Much like the many corpses lying around this ghost town of a text, Craven's characters are hollowed out until they're just vessels trying to claw towards a past that they haven't learned a damn thing from. The archetypes-the reporter, the cop-they're all still here, but despite the brightness of the lights here, there's no shine anymore, exacerbated by their inability to let go of these archetypes. The only remaining archetype, that of the survivor, is robbed of their autonomy because all they are now is their story- a ghost story. In Scream 3, Craven posited that the violence of images is rooted in their origins of exploitation; here, he suggests that these images are inherently poisoned.

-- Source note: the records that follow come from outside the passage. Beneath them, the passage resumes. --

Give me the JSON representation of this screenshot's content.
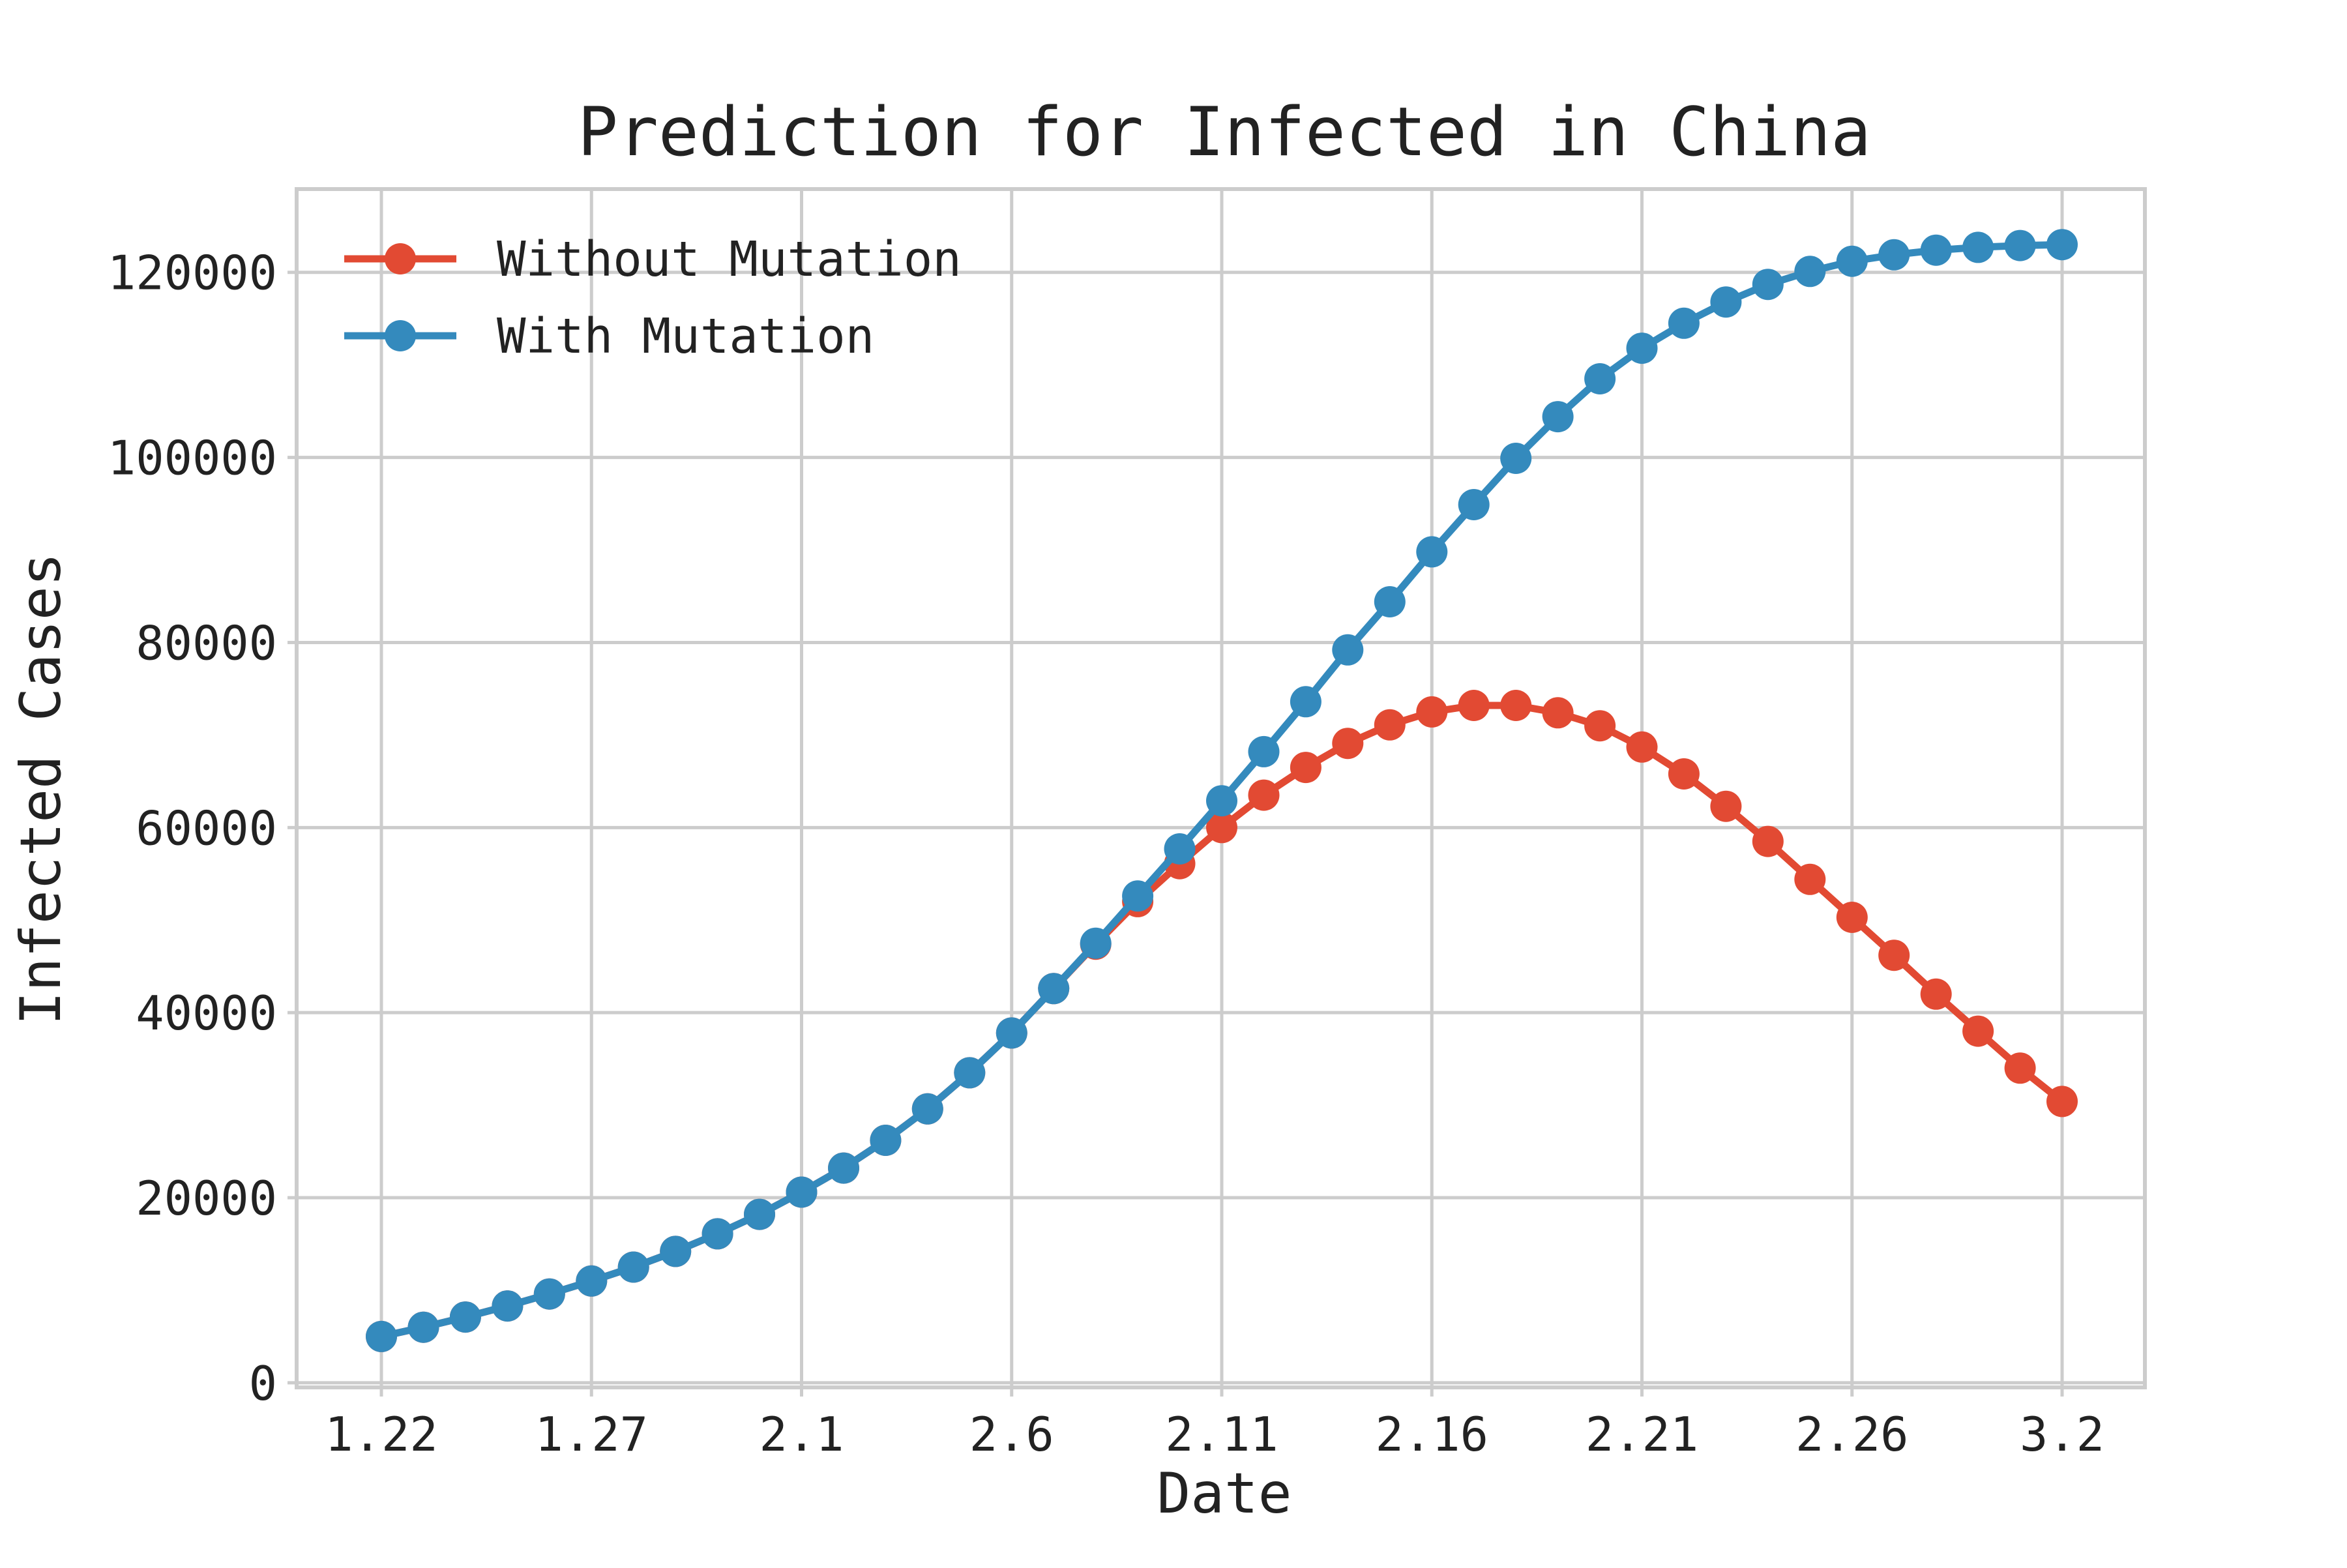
{
  "chart_data": {
    "type": "line",
    "title": "Prediction for Infected in China",
    "xlabel": "Date",
    "ylabel": "Infected Cases",
    "x_tick_labels": [
      "1.22",
      "1.27",
      "2.1",
      "2.6",
      "2.11",
      "2.16",
      "2.21",
      "2.26",
      "3.2"
    ],
    "x_tick_dates": [
      "1.22",
      "1.27",
      "2.1",
      "2.6",
      "2.11",
      "2.16",
      "2.21",
      "2.26",
      "3.2"
    ],
    "y_ticks": [
      0,
      20000,
      40000,
      60000,
      80000,
      100000,
      120000
    ],
    "y_tick_labels": [
      "0",
      "20000",
      "40000",
      "60000",
      "80000",
      "100000",
      "120000"
    ],
    "ylim": [
      -500,
      129000
    ],
    "grid": true,
    "legend_position": "top-left",
    "x": [
      "1.22",
      "1.23",
      "1.24",
      "1.25",
      "1.26",
      "1.27",
      "1.28",
      "1.29",
      "1.30",
      "1.31",
      "2.1",
      "2.2",
      "2.3",
      "2.4",
      "2.5",
      "2.6",
      "2.7",
      "2.8",
      "2.9",
      "2.10",
      "2.11",
      "2.12",
      "2.13",
      "2.14",
      "2.15",
      "2.16",
      "2.17",
      "2.18",
      "2.19",
      "2.20",
      "2.21",
      "2.22",
      "2.23",
      "2.24",
      "2.25",
      "2.26",
      "2.27",
      "2.28",
      "2.29",
      "3.1",
      "3.2"
    ],
    "series": [
      {
        "name": "Without Mutation",
        "color": "#e24a33",
        "values": [
          5000,
          6000,
          7100,
          8300,
          9600,
          11000,
          12500,
          14200,
          16100,
          18200,
          20600,
          23200,
          26200,
          29600,
          33500,
          37800,
          42600,
          47400,
          52000,
          56100,
          60000,
          63500,
          66500,
          69100,
          71100,
          72500,
          73200,
          73200,
          72400,
          71000,
          68700,
          65800,
          62300,
          58500,
          54400,
          50300,
          46200,
          42000,
          38000,
          34000,
          30400
        ]
      },
      {
        "name": "With Mutation",
        "color": "#348abd",
        "values": [
          5000,
          6000,
          7100,
          8300,
          9600,
          11000,
          12500,
          14200,
          16100,
          18200,
          20600,
          23200,
          26200,
          29600,
          33500,
          37800,
          42600,
          47500,
          52600,
          57700,
          62900,
          68200,
          73600,
          79200,
          84400,
          89800,
          94900,
          99900,
          104400,
          108500,
          111800,
          114500,
          116800,
          118700,
          120100,
          121200,
          121900,
          122400,
          122700,
          122900,
          123000
        ]
      }
    ]
  }
}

What renders this a particularly chilling proposition is not just that these people have lost control of the archetypes that they once fit into so cleanly, but that they've been twisted into something else entirely by the cult of the image: just people in a movie, and as the cult of the image replicates, they hollow out the guts of the very people they try to imitate.
You could ostensibly call this a warning about the way in which the image can be leveraged as a weapon, but to me, this rings truer as not a condemnation, but a reflection, because Craven isn't trying to say that this is something that needs to be stopped: he's saying it's too late.